This is a project mostly about Epistemology. It also concerns other areas: Philosophy of Language, Philosophy of Mind, Metaphilosophy and Metaphysics. Our research aims to reach seven objectives:
(1) To provide solutions to certain epistemological tensions about draws and analogous situations, through the analysis of cases in which there seems to be knowledge of apparently very unlikely propositions; and also cases in which we allegedly know P in spite of not knowing certain highly likely propositions which we know follow from P.
(2) To revise the status of Shoemaker’s thesis according to which judgments that present “the I as a subject” both have an absolute immunity to error due to a mistaken singular identification and are first-person (de se) psychological judgments, in the light of recent criticisms to the effect that certain bodily judgments also possess that kind of immunity and, hence, should be regarded as well as judgments that also present “the I as a subject”.
(3) To explore a number of thesis in connection with an understanding of philosophy as a theoretical activity as a result of the appropriate elucidation and calibration of intuitions. This includes (a) to develop the hypothesis that to intuit that P corresponds with an appraisal/grasp of the simplicity of a belief system; (b) to complete the theoretical view that individuate concepts via their possession conditions with an analysis of cases of partial understanding; (c) to assess the reach and plausibility of Williamson’s thesis according to which knowledge cannot be decomposed or defined in the traditional way; (d) to analyze some aspects of the distinction philosophy/science, appealing to the notions of simplicity and naturalness.

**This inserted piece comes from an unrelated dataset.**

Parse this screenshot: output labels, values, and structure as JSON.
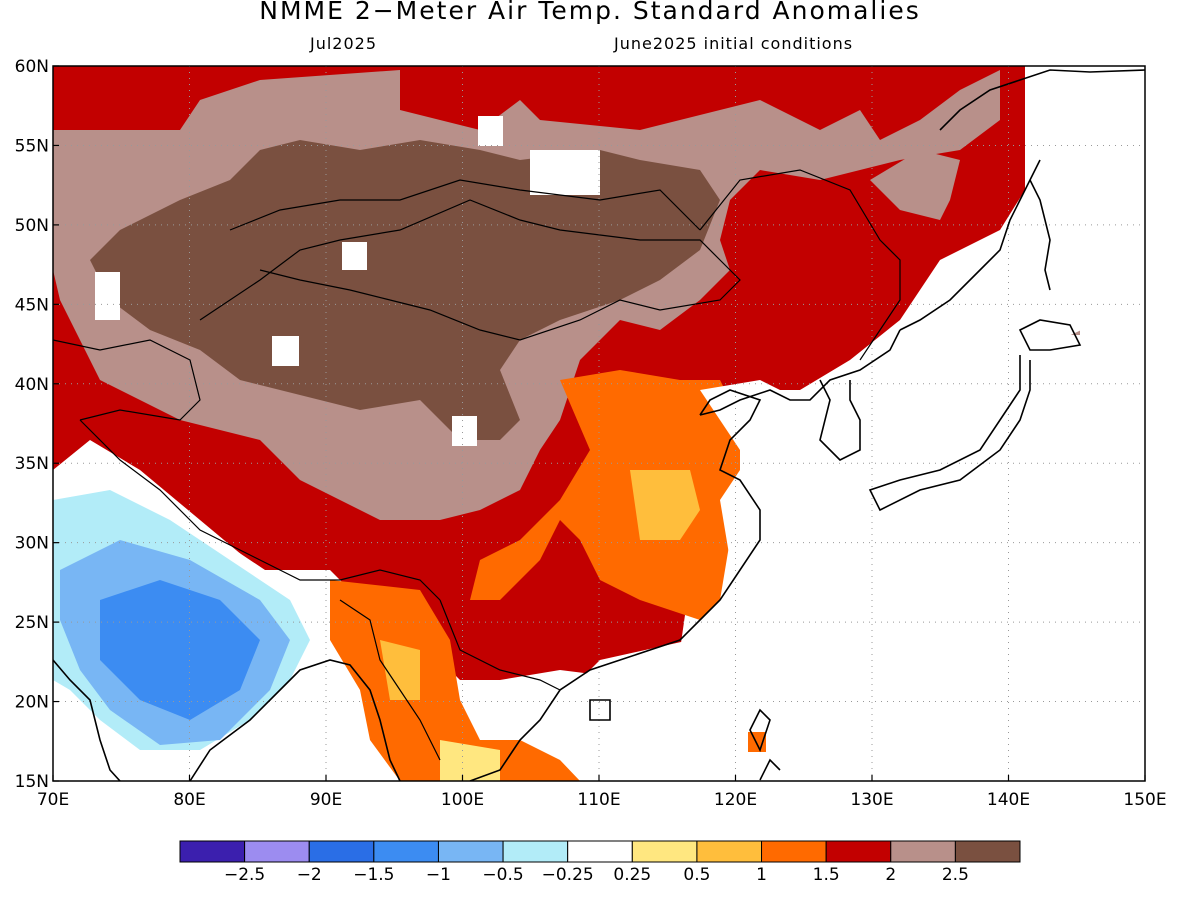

(4) To elucidate the conditions for representation in three kinds of cases: (a) sentences containing proper names (hence singular representation); (b) sentences containing indexicals that allow for belief attributions de se (also involving singular representation); (b) sentences containing general kind terms.
(5) To explore a variety of cases in relation to which our pretheoretical convicitions or some hypothesis by several philosophers (Wittgenstein, C. Wright, Travis), or both elements simultaneously, would yield subjectivist interpretations (or less realist-objectivist than their statement intially suggests). Those cases include: linguistic meaning, in general; rule following, modal statements, free-will, certain kind of epistemic statements, humor, fiction.
(6) To clarify the way in which phenomenal consciousness contributes–in perceptual experiences–to putting the subject in a position to non-inferentially formulate judgments which singularize and attribute objective (mind-independent) properties to objects and events.
(7) To critically revise Stace’s thesis, according to which, the application of the orderliness criterion distinguishes mystic experiences and certain states of meditation from states that are characteristic of altered consciousness (induced by drug and alcohol consumption) and credit the former, but not the latter, with “objective validity”.